The example passes a concrete internal_vars sample to create_solver before any jax.vmap tracing occurs. This lets FEAX initialize the direct solver and establish the sparse structure once up front:

sample_rho = jnp.full(problem.num_cells, TARGET_VOLUME_FRACTION)
sample_internal_vars = fe.InternalVars(
    volume_vars=(sample_rho,),
    surface_vars=case_surface_vars[0],
)

solver = fe.create_solver(
    problem, bc=bc,
    solver_options=fe.DirectSolverOptions(solver="cudss"),
    adjoint_solver_options=fe.DirectSolverOptions(solver="cudss"),
    iter_num=1,
    internal_vars=sample_internal_vars,
)

warning

ConcretizationTypeError without pre-warming If internal_vars is omitted, direct solver initialization is deferred to the first solve call. When that first call happens inside jax.vmap, JAX tracer values are passed where concrete values are required, resulting in a ConcretizationTypeError. Always provide internal_vars when combining direct solvers with vmap.

Batched Loss and Optimization

Forward Solve

Each case calls the same solver with different (rho, surface_vars):

def solve_forward(rho, surface_vars):
    internal_vars = fe.InternalVars(volume_vars=(rho,), surface_vars=surface_vars)
    solution = solver(internal_vars, initial_guess)
    return compliance_fn(solution, surface_vars)

Loss Function

The batched loss uses jax.vmap over solve_forward and applies an augmented Lagrangian volume constraint:

$$\mathcal{L} = \sum_{k=1}^{N} \left[ c_k + \lambda_k \max(v_k - v^*, 0) + \frac{p}{2} \max(v_k - v^*, 0)^2 \right]$$

where $c_k$ is the compliance, $v_k$ is the volume fraction, $v^*$ is the target, $\lambda_k$ is the Lagrange multiplier, and $p$ is the penalty.

@eqx.filter_jit
@eqx.filter_value_and_grad(has_aux=True)
def batched_loss(models, coords, target_volume_fractions, lams, penalties, batched_surface_vars):
    densities = predict_densities(models, coords)
    compliances = jax.vmap(solve_forward)(densities, batched_surface_vars)
    volume_fractions = jax.vmap(volume_fraction_fn)(densities)

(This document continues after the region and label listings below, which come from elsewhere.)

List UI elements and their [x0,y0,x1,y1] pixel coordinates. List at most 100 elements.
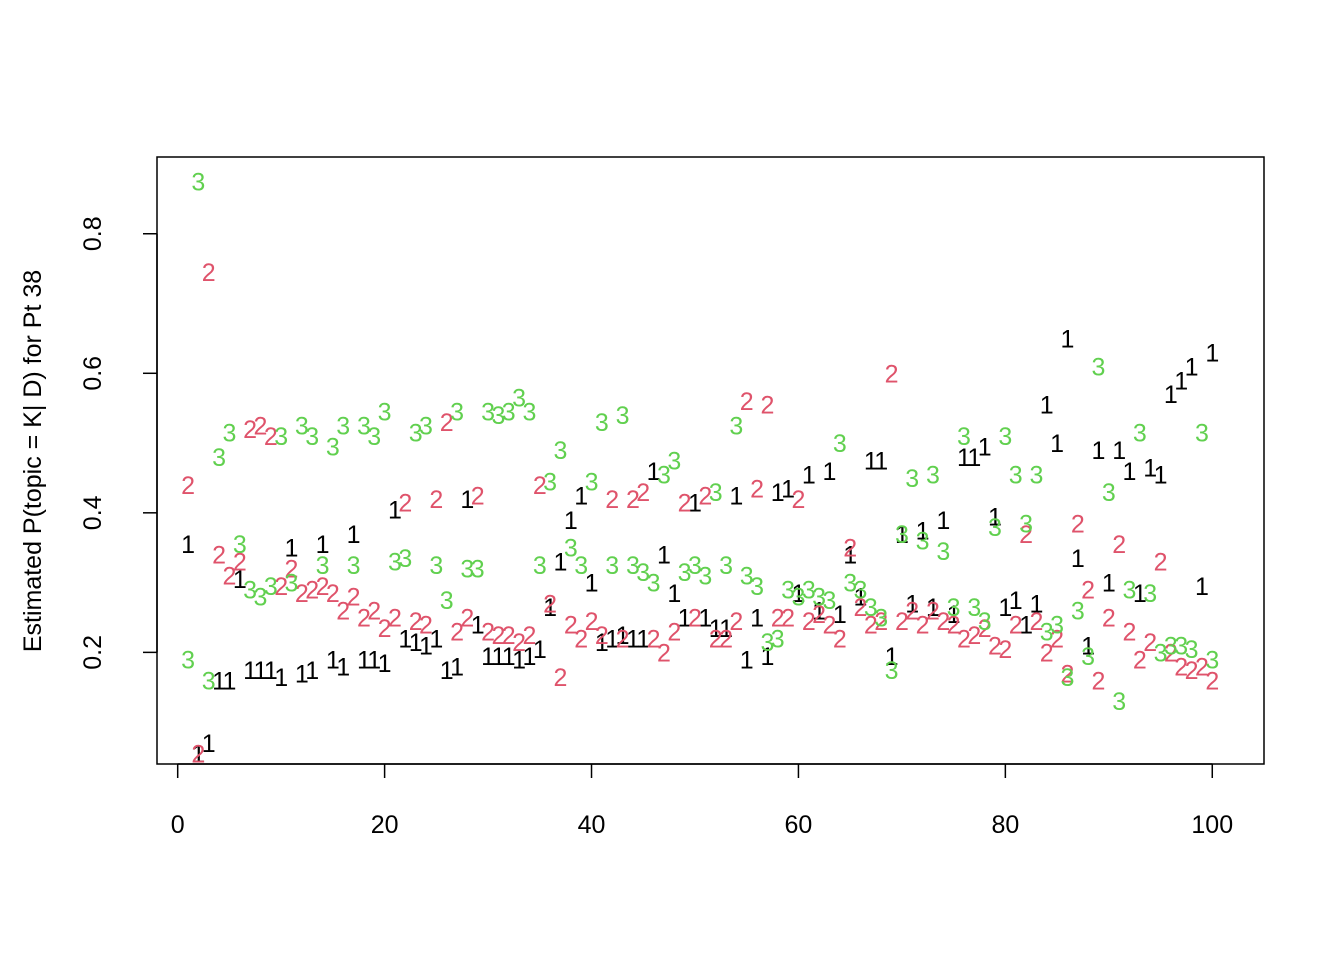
point-series-1: 1 [1071,545,1085,573]
point-series-3: 3 [1071,598,1085,626]
point-series-2: 2 [357,604,371,632]
point-series-2: 2 [1133,646,1147,674]
point-series-1: 1 [833,601,847,629]
point-series-3: 3 [491,402,505,430]
point-series-2: 2 [233,549,247,577]
point-series-1: 1 [988,503,1002,531]
point-series-3: 3 [812,584,826,612]
point-series-3: 3 [212,444,226,472]
point-series-1: 1 [491,643,505,671]
point-series-3: 3 [781,577,795,605]
point-series-1: 1 [522,643,536,671]
point-series-3: 3 [1123,577,1137,605]
point-series-1: 1 [1154,461,1168,489]
point-series-1: 1 [181,531,195,559]
x-tick-label: 60 [785,811,813,839]
point-series-2: 2 [191,741,205,769]
point-series-3: 3 [1092,353,1106,381]
point-series-2: 2 [698,482,712,510]
point-series-1: 1 [1060,325,1074,353]
point-series-1: 1 [202,730,216,758]
point-series-1: 1 [885,643,899,671]
point-series-3: 3 [378,399,392,427]
point-series-2: 2 [274,573,288,601]
point-series-3: 3 [667,448,681,476]
point-series-3: 3 [905,465,919,493]
point-series-2: 2 [616,625,630,653]
point-series-3: 3 [522,399,536,427]
point-series-1: 1 [471,611,485,639]
point-series-2: 2 [1143,629,1157,657]
point-series-2: 2 [326,580,340,608]
point-series-2: 2 [626,486,640,514]
point-series-3: 3 [895,521,909,549]
point-series-2: 2 [305,577,319,605]
point-series-3: 3 [316,552,330,580]
point-series-1: 1 [398,625,412,653]
point-series-3: 3 [823,587,837,615]
point-series-3: 3 [419,413,433,441]
point-series-1: 1 [409,629,423,657]
point-series-3: 3 [874,604,888,632]
point-series-1: 1 [502,643,516,671]
data-points: 1111111111111111111111111111111111111111… [181,168,1219,768]
point-series-3: 3 [1185,636,1199,664]
point-series-3: 3 [564,535,578,563]
point-series-3: 3 [1029,461,1043,489]
point-series-2: 2 [243,416,257,444]
point-series-3: 3 [450,399,464,427]
point-series-1: 1 [367,646,381,674]
point-series-1: 1 [574,482,588,510]
point-series-1: 1 [905,591,919,619]
point-series-1: 1 [843,542,857,570]
point-series-1: 1 [191,741,205,769]
point-series-1: 1 [1174,367,1188,395]
point-series-1: 1 [450,653,464,681]
point-series-3: 3 [460,556,474,584]
point-series-1: 1 [709,615,723,643]
point-series-2: 2 [781,604,795,632]
point-series-3: 3 [295,413,309,441]
point-series-2: 2 [460,604,474,632]
point-series-1: 1 [967,444,981,472]
point-series-3: 3 [1154,639,1168,667]
point-series-3: 3 [274,423,288,451]
point-series-1: 1 [916,517,930,545]
point-series-3: 3 [233,531,247,559]
point-series-2: 2 [1102,604,1116,632]
point-series-2: 2 [947,611,961,639]
point-series-1: 1 [222,667,236,695]
y-axis-title: Estimated P(topic = K| D) for Pt 38 [19,270,47,652]
point-series-1: 1 [233,566,247,594]
point-series-2: 2 [605,486,619,514]
point-series-3: 3 [998,423,1012,451]
point-series-1: 1 [274,664,288,692]
point-series-1: 1 [357,646,371,674]
point-series-1: 1 [823,458,837,486]
point-series-3: 3 [1174,632,1188,660]
point-series-3: 3 [854,577,868,605]
point-series-2: 2 [388,604,402,632]
point-series-1: 1 [647,458,661,486]
point-series-3: 3 [554,437,568,465]
point-series-1: 1 [626,625,640,653]
point-series-1: 1 [585,570,599,598]
point-series-3: 3 [802,577,816,605]
point-series-2: 2 [419,611,433,639]
point-series-1: 1 [419,632,433,660]
point-series-1: 1 [1185,353,1199,381]
point-series-2: 2 [916,611,930,639]
point-series-2: 2 [926,598,940,626]
y-tick-label: 0.4 [79,495,107,530]
point-series-3: 3 [243,577,257,605]
point-series-1: 1 [512,646,526,674]
point-series-2: 2 [988,632,1002,660]
point-series-3: 3 [1102,479,1116,507]
point-series-2: 2 [864,611,878,639]
point-series-2: 2 [440,409,454,437]
point-series-1: 1 [212,667,226,695]
point-series-1: 1 [1040,392,1054,420]
point-series-2: 2 [1164,639,1178,667]
point-series-2: 2 [564,611,578,639]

    volume_errors = volume_fractions - target_volume_fractions
    violations = jnp.maximum(volume_errors, 0.0)
    losses = compliances + lams * violations + 0.5 * penalties * violations**2
    return jnp.sum(losses), {...}

eqx.filter_value_and_grad differentiates through all array leaves of models (the SIREN weights and biases), while eqx.filter_jit JIT-compiles the entire computation.

Training Loop

The optimizer (AdaBelief via Optax) is also vmapped so each case has independent optimizer state:

models = create_model_batch()
optimizer = optax.chain(
    optax.zero_nans(),
    optax.clip_by_global_norm(GRAD_CLIP_NORM),
    optax.adabelief(LEARNING_RATE),
)
opt_states = jax.vmap(lambda m: optimizer.init(eqx.filter(m, eqx.is_array)))(models)

for iteration in range(NUM_ITERATIONS):
    (total_loss, aux), grads = batched_loss(models, coords, ...)
    updates, opt_states = jax.vmap(optimizer.update)(grads, opt_states, value=aux["losses"])
    models = jax.vmap(eqx.apply_updates)(models, updates)
    lams = lams + penalties * aux["violations"]

The Lagrange multipliers $\lambda_k$ are updated after each iteration using the standard augmented Lagrangian update rule.

Output

Optimized densities are saved as VTU files for visualization in ParaView:

final_densities = predict_densities(models, coords)
for case_index, case_name in enumerate(CASE_NAMES):
    fe.utils.save_sol(
        mesh,
        f"output/density_{case_index + 1}_{case_name}.vtu",
        cell_infos=[("density", final_densities[case_index])],
    )

Summary

Concept	How it is used
location_fns	Define the single right-edge Neumann boundary on the Problem
InternalVars.surface_vars	Store one spatially varying traction field per load case
jax.tree_util.tree_map + jnp.stack	Stack per-case PyTrees into batched arrays
jax.vmap(solve_forward)	Vectorize the FE solve + compliance over all load cases
eqx.filter_jit / eqx.filter_value_and_grad	JIT-compile and differentiate through Equinox models
jax.vmap(optimizer.update)	Independent optimizer state per case
Solver pre-warming	Pass internal_vars to create_solver so direct-solver setup happens before the batched loop

Complete Code

See examples/advance/topology_optimization_batched_surface_loads.py.